Die Bestechung zerstörte Libudas Karriere und Sieberts Schalker Wunschmannschaft: Schalke sollte nie der große Bayernjäger werden, kam manchmal an die Münchener heran, wurde aber in den 80ern eine Fahrstuhlmannschaft. Libuda erhielt wie viele andere am Bundesligaskandal beteiligte Kicker Spielverbot in Deutschland. Er flog aus der Nationalmannschaft und wechselte zu Racing Straßburg. In Frankreich kam der Mann, dem schon Dortmund fremd war endgültig nicht klar. Als er nach seiner Begnadigung nach Schalke zurückkehrte, kam er nie wieder in die Spur. In der Saison 74/75 wurde er nur noch fünf Mal eingesetzt. Max Merkel sortiert ihn bei den Schalkern aus. Libuda übernimmt Ernst Kuzorras Lottoladen an der Kurt-Schumacher-Straße, die sie heute „Schalker-Meile“ nennen, und fängt an zu saufen. Die Ehe scheitert. Sein ehemaliger Mitspieler Rolf Rüssmann besorgt ihm einen Job bei einem Unternehmen im Haverkamp. So langsam kommt er wieder auf die Beine, dann ein Schlaganfall. Am 25. August 1996 stirbt Libuda.
Sein Grab auf dem Ostfriedhof in Bismarck, nur einen Steinwurf vom Haverkamp entfernt, ist gut gepflegt. Sein Sohn kümmert sich darum. Die Friedhofsgärtnerin erzählt, noch immer kämen viele, um Libudas Ruhestätte zu besuchen. Nein, er sei nicht vergessen. Aber bald sei das alles vorbei. Nach 25 Jahren laufe die Zeit des Grabfelds ab. Libuda hat keine Gruft, deren Zeit man verlängern kann, sondern ein Reihengrab.

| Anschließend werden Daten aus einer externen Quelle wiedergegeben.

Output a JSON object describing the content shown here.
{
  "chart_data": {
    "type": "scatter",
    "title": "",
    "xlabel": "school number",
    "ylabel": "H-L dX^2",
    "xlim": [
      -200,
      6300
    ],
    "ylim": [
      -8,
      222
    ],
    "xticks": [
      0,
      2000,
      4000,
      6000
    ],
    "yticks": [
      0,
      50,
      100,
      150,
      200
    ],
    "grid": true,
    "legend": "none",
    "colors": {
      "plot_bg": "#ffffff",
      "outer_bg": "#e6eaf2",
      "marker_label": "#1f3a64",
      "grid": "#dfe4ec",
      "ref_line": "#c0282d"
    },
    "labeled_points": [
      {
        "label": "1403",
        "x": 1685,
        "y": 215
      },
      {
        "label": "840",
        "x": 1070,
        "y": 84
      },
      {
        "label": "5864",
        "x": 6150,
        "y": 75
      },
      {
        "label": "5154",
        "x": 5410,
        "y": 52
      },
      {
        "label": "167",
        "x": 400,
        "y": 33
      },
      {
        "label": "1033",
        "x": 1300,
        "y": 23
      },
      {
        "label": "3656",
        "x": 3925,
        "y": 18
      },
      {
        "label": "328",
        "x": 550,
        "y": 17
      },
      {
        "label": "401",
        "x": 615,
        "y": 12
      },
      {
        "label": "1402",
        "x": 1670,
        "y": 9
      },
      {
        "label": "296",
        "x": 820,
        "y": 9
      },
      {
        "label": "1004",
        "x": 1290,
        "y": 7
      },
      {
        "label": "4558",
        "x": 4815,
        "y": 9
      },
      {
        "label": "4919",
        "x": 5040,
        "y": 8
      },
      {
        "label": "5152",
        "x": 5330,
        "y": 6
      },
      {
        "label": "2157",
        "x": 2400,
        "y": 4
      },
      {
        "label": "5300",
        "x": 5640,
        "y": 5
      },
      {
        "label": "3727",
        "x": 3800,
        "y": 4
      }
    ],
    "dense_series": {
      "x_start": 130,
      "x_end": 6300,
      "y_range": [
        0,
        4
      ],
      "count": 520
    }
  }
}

Olivier Kruschinski setzt sich dafür ein, das Libuda umgebettet wird. Er soll auf das Fan-Feld des Schalker Friedhofs kommen. Der Gelsenkirchen-Franzose engagiert sich für den Stadtteil Schalke und bringt mit seinen Mythos-Touren Touristen Stahl, Kohle und Schalke näher. Eine der Rundgänge durch die Gelsenkirchener Geschichte nennt sich die „Gräber der Götter“. Bei der machen Kruschinski und seine Gäste immer auch Halt bei Libuda. Der Spieler sei nicht vergessen und werde immer noch verehrt: „Viele haben ihn genauso wie Rolf Rüssmann, Ernst Kuzorra und Charlie Neumann in ihr Herz geschlossen.“ Der Skandal, das Spielergenier, der Meineid, Libuda Lebensweg sei ein Symbol für Schalke. „Konstanz war für ihn nur eine Stadt am Bodensee“
Der Artikel erschien in einer ähnlichen Version bereits in der Jungle World
Moment mal, werter Autor:
"Der 1. FC Köln, Arminia Bielefeld, Rot-Weiß-Oberhausen, Rot-Weiß-Essen, MSV-Duisburg, Hertha-BSC, Kickers Offenbach und Eintracht Braunschweig und Schalke 04 waren betroffen oder hatten aktiv bei den Schiebereien mitgemacht."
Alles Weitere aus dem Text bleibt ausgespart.